Identifying pregnancies at risk for chromosomal abnormalities is an extremely important aspect of prenatal care. Typically chromosomal analysis is done for Trisomy 21 (Down Syndrome), as well as Trisomy 18 and 13. This testing or screening has undergone tremendous strides with regards to techniques, risk reduction, sensitivity and specificity. In the not so distant past, identifying a pregnancy with concerns for genetic abnormalities involved tests that had shortcomings with regard to sensitivity, (the ability of a test to detect disease) as well as specificity, (the ability of a test to classify accurately as disease-free). Because of these shortcomings, results were associated with a high number of erroneous positive and negative results.
In general, when screening tests results are abnormal, further analysis is required. To further analyze, diagnostic testing or direct analysis of fetal cells is recommended. In the obstetrical world, this is accomplished via an invasive procedure known as amniocentesis, (removal of fetal cells found in the amniotic fluid, from a needle placed through the maternal abdomen and into the uterine cavity). Thankfully, secondary to new advancements, the number of patients requiring further evaluation is decreasing. Amniocentesis is the only way to 100% determine fetal chromosomal abnormalities but the number of patients now requiring such an invasive procedure has decreased significantly. This is because of improved screening technology.
In the past, screening involved analyzing maternal blood for different amounts of particular proteins or hormones that at particular levels would be indicative or associated with chromosomal anomalies. Once isolated, the proteins/hormones were measured and then simply plotted or analyzed as a statistical measurement compared to other pregnant women at the same gestational age, providing a likelihood of anomaly. In other words, your test results were determined as a probability, not as fact; i.e. your results were interpreted as “1 in 50” or as “1 in 10,000” chance of abnormality.

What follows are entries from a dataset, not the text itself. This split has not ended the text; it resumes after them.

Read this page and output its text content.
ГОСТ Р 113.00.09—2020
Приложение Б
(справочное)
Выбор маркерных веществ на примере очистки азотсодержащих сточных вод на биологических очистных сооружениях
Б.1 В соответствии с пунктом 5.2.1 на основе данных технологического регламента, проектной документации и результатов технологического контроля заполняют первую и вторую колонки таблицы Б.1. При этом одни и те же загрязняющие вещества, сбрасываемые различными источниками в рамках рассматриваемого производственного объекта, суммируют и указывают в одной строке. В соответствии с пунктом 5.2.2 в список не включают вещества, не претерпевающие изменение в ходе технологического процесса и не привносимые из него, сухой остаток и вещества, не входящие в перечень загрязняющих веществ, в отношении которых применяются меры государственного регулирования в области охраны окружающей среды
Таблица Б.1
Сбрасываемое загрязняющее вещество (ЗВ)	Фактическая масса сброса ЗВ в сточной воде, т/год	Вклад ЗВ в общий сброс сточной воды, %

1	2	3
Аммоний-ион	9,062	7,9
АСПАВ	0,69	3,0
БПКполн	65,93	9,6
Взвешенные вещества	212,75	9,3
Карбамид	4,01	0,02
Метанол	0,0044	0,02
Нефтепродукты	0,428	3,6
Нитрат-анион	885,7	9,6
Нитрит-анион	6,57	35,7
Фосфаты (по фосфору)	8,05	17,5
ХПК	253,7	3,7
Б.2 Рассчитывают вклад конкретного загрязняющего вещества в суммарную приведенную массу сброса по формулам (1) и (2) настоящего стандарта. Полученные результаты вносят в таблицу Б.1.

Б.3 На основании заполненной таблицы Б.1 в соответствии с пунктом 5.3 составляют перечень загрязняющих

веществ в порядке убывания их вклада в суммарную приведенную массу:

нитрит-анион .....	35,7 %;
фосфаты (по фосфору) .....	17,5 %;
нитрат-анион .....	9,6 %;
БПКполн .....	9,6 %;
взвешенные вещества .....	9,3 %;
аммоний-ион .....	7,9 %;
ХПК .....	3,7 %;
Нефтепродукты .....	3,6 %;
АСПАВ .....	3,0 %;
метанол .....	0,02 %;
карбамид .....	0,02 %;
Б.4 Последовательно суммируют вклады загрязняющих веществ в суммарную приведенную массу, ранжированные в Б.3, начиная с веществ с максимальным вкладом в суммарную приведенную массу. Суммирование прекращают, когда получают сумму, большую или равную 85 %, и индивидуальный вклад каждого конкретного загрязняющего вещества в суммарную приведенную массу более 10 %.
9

FIRST TRIMESTER SCREENING TEST
Until recently, the most frequently offered test for chromosomal anomalies was the First -Trimester Screening test. This test incorporates an ultrasound for “nuchal translucency” which is a measurement of the thickness of the space behind the fetal neck; additionally a blood test is taken for measurement of two maternal serum levels for free B-Hcg as well as level for pregnancy-associated plasma protein A, (PAPP-A). The results of these two analytes, plus the nuchal translucency is analyzed with other factors such as maternal age, which then provides a risk estimate for a patient. Results will be reported as a risk of “1 in 500” or “1 in 2,500” for instance. This test has a detection rate for Down Syndrome of 82-87%.
CELL FREE FETAL DNA
Cell-free fetal DNA has changed all of this. Now we can actually perform a direct analysis of the fetal DNA circulating in maternal blood. There are several companies who provide this service and your practitioner, using a particular company, may refer to this testing under different names. But the technology is essentially the same. A pregnant patient, as early as 10 weeks, may have her blood drawn, as she would for any other blood draw; i.e. no needles placed abdominally as in an amniocentesis. By that time, the baby’s DNA, circulating in the mother’s blood, is able to be collected, separated, and analyzed directly. This test is NOT perfect. Separating fetal from maternal DNA may still prevent 100% accuracy in results. For trisomy 21 (Down syndrome) the sensitivity is 99%. However for Trisomy 13 the sensitivity decreases to 91%. Regardless, the ability to actually analyze directly your baby’s genetic material is a remarkable advancement.
It is important to consider that this advancement is only for CHROMOSOMAL abnormalities, or abnormalities that arise from the genetic material of the baby. THIS WILL NOT DETECT CONGENITAL DEFECTS. LIKEWISE IT WILL NOT SCREEN FOR ALL CHROMOSOMAL ABNORMALITIES BUT ONLY FOR THOSE THAT WERE TESTED.
In a perfect world, when a patient tests “positive” for a disease, it would be great to know 100% that the patient is truly positive. But this is not a perfect world and that isn’t always the case. Sometimes, the test may be wrong. Remember, this is only a screening test: it is not a diagnostic test. Abnormal results require diagnostic evaluation.